Although previous research has provided indications that older workers who approach the retirement age may distance themselves from their work, it is unclear how this process occurs or, more specifically, how work motivation develops with pending retirement. To illustrate, Damman et al (11) had a broad understanding of the preretirement disengagement process, which includes a decrease in work investments and activities and declining work motivation. However, it is likely that these domains do not always develop in the same way. It is, for example, possible that older workers experience lower motivation to work when they approach retirement, but at the same time have a stable level of work activities. Moreover, trajectories of work motivation have not been studied yet.

Therefore, in the present study, we zoomed in on work motivation (ie, work engagement) among older workers who approach the retirement age. The first goal was to identify different trajectories of work engagement among older workers approaching the retirement age. The second goal was to examine the associations of the different trajectories of work engagement with actual retirement.

Methods

Design and study population

The current study is part of the Study on Transitions in Employment, Ability and Motivation (STREAM). STREAM is a Dutch longitudinal study among, at baseline, 15 118 persons including employees (N=12 055), self-employed persons (N=1029), and persons without paid employment (N=2034) aged 45–64 years. Persons participated in a GfK Intomart internet panel. At baseline, the study population was stratified by employment status and age. On an annual basis, STREAM participants completed an online questionnaire in October / November 2010 (T1), 2011 (T2), 2012 (T3), and 2013 (T4). The study population of STREAM has been extensively described elsewhere (16). In the present study, we used data from all four waves of STREAM.

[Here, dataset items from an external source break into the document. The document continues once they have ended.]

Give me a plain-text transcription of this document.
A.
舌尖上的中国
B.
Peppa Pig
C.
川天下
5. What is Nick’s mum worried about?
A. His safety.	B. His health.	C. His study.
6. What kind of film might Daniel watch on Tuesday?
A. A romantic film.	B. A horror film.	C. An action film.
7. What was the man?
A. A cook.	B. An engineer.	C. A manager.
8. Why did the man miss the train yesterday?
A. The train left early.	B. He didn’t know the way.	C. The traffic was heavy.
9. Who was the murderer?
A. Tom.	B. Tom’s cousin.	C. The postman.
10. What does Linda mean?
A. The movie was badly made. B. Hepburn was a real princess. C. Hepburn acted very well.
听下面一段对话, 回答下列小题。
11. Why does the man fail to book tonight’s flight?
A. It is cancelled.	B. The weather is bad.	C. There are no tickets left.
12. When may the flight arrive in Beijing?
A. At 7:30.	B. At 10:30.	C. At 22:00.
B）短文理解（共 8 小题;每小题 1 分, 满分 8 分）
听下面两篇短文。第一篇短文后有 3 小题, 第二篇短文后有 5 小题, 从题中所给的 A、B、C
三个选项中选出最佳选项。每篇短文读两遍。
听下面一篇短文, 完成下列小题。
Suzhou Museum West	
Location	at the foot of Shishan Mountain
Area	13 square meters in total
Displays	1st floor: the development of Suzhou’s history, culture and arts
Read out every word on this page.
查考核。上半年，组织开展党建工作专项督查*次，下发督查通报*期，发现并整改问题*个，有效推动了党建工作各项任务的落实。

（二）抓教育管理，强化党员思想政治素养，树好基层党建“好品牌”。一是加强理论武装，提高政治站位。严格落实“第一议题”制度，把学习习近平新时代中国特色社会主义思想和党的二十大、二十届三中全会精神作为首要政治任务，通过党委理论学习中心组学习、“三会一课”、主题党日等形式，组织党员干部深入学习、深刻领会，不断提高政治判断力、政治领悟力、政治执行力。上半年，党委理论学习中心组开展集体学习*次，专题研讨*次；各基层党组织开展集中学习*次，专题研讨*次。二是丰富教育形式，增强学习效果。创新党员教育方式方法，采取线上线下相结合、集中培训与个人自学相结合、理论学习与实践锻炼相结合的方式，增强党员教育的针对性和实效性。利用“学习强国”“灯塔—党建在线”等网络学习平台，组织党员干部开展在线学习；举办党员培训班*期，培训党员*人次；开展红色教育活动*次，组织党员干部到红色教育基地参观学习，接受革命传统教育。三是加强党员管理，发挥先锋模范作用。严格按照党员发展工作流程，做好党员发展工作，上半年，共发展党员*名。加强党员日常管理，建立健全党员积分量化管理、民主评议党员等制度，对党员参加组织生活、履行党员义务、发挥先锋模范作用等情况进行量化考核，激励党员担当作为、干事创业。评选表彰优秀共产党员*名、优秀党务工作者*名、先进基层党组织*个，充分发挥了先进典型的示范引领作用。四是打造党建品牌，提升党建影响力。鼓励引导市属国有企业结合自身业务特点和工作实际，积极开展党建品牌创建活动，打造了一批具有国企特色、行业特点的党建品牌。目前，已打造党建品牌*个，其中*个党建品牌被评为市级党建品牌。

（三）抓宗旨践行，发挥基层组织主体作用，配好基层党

Employees were included in the present study if they were aged 55–62 years at baseline. A lower limit of 55 years was applied as the proportion of employees who had retired (early) after three years of follow-up strongly increased from this age onwards. An upper limit of 62 years was used because, after three years of follow-up, these participants had reached the official retirement age of 65 years. Of the employees aged 55–62 years, the study included those who were employed on ≥2 of the measurements, which was needed to identify the three-year trajectories of work engagement. Since we were interested in trajectories before retirement, information on working engagement in the year preceding the event was considered as crucial information; hence persons who retired between T2 and T3 were included if information on work engagement at T2 was available, and persons who retired between T3 and T4 were included if information on work engagement at T3 was available. Finally, persons who indicated they were (partially) work disabled or unemployed at baseline or during follow-up were excluded from the present study. In total, 3171 participants were included.

Measures

Work engagement was measured with six items on vigor (three items) and dedication (three items) from the Utrecht Work Engagement Scale (UWES) (5), which were combined to form one scale (Cronbach’s alpha=0.93). Vigor refers to having a lot of energy at work and mental resilience, feeling strong and fit, and not getting tired from work very fast (eg, “At my job, I feel strong and vigorous”). Dedication refers to enthusiasm, inspiration, pride, and job satisfaction (eg, “I am enthusiastic about my job”). Items could be answered on a 7-point scale ranging from “never” to “always” (0–6), and a higher score reflects a higher work engagement. In previous Dutch research, the average scores for vigor and dedication were 4.01 and 3.88, respectively (17).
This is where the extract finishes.